After do my personality test, my empathy, loyalty and abstraction are high. Thus this cause my downfall to be taken advantage. At the same time, those are also my good points to care others as Jesus cares.
Then I confront her on my son’s discipline issue. When I discipline my son, I need her to collaborate instead of undermining my authority. Thus giving him the lack of respect for my authority as a mother. Is it so hard for her to tell it behind closed doors? The way she does is likened to the empress dowager’s control. She feels better to return to her hometown since I don’t like the way she does. I want her to respect my authority and stop her wrong ways. I am still committed to care her in her old age. Is it hard to receive correction? I explain to her the reason senior citizens can’t find job. It is due to them lack of respect towards younger bosses due to their pride. Finally, I still hold her hands.
Then she warns me “You should be have been careful with that Malay guy and insist on answers to basic questions!!!!”
I have resolved in my heart not to do work with him. He dared to made her look bad in the WhatsApp group and told me not to have baby sitter. She had stated clearly she and I are business partners.

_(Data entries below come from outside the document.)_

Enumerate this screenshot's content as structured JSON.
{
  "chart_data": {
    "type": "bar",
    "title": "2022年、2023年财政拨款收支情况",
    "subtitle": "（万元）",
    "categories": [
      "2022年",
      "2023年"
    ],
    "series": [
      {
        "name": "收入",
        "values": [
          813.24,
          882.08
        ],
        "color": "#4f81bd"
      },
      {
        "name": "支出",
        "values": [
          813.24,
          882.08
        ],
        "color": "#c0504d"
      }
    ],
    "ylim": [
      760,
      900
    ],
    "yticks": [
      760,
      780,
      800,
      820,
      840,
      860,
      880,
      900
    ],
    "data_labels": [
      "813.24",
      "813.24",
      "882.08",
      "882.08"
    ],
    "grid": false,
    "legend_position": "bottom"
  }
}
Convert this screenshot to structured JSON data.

That shows his lack of respect and patience. Too bad I forget to tell her so I reply her, “Sure. Thanks a lot. I’m being wary now.”
“Please…. I don’t wish to waste my time talking to you!!”

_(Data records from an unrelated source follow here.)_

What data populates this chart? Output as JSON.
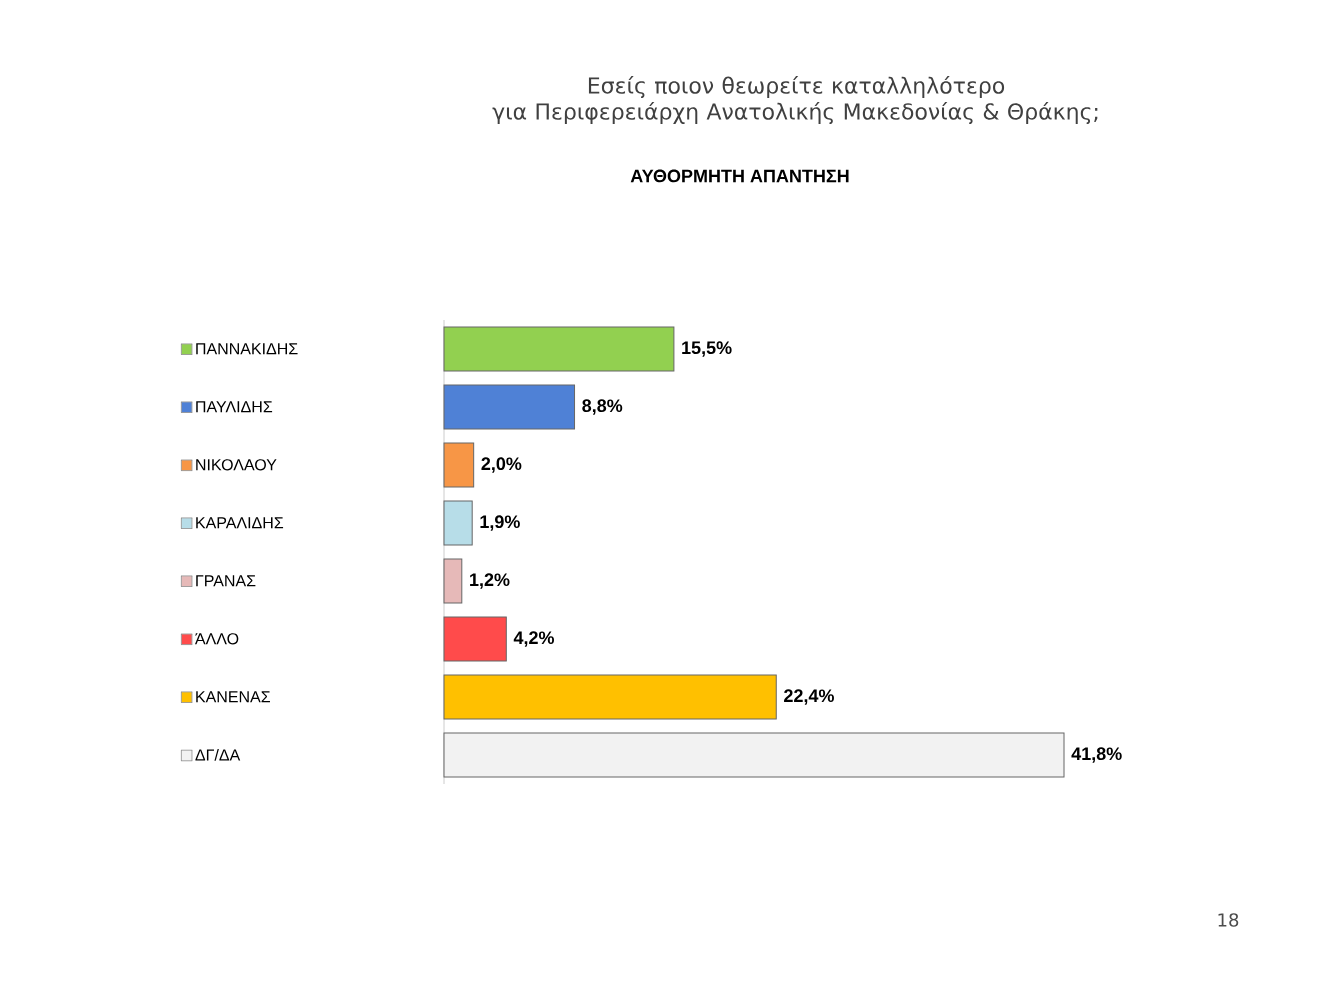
{
  "chart_data": {
    "type": "bar",
    "orientation": "horizontal",
    "title": "Εσείς ποιον θεωρείτε καταλληλότερο\nγια Περιφερειάρχη Ανατολικής Μακεδονίας & Θράκης;",
    "subtitle": "ΑΥΘΟΡΜΗΤΗ ΑΠΑΝΤΗΣΗ",
    "categories": [
      "ΠΑΝΝΑΚΙΔΗΣ",
      "ΠΑΥΛΙΔΗΣ",
      "ΝΙΚΟΛΑΟΥ",
      "ΚΑΡΑΛΙΔΗΣ",
      "ΓΡΑΝΑΣ",
      "ΆΛΛΟ",
      "ΚΑΝΕΝΑΣ",
      "ΔΓ/ΔΑ"
    ],
    "values": [
      15.5,
      8.8,
      2.0,
      1.9,
      1.2,
      4.2,
      22.4,
      41.8
    ],
    "colors": [
      "#92d050",
      "#4f81d6",
      "#f79646",
      "#b7dde8",
      "#e6b9b8",
      "#ff4b4b",
      "#ffc000",
      "#f2f2f2"
    ],
    "value_labels": [
      "15,5%",
      "8,8%",
      "2,0%",
      "1,9%",
      "1,2%",
      "4,2%",
      "22,4%",
      "41,8%"
    ],
    "annotations": [
      "18"
    ]
  }
}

“Anyway I’m still interested to apply for the creative agency job that SS’s CG member introduce.” I learn to clarify myself because I’m working on the portfolio.
I feel so frustrated with my slowness and mental agility. Until I seek for my CG’s prayer requests, “May I ask everybody’s prayer for mental agility. Because my mind is so clogged up. I have been doing my best to understand certain things by re-reading it more than four times. Thank you.” SS responds, “I decree and declare that you shall grow in wisdom and stature and have favor with God and man. The Spirit of the Lord will rest on you, the Spirit of wisdom and of understanding, the Spirit of counsel and of power, the Spirit of knowledge and the fear of the LORD.” By faith, “Amen. Thank you SS.” She explains, “Surrender all your thoughts and confusion at the foot of the Cross.” I thank her and feel so inspired.
Wish you all have good days and thank you.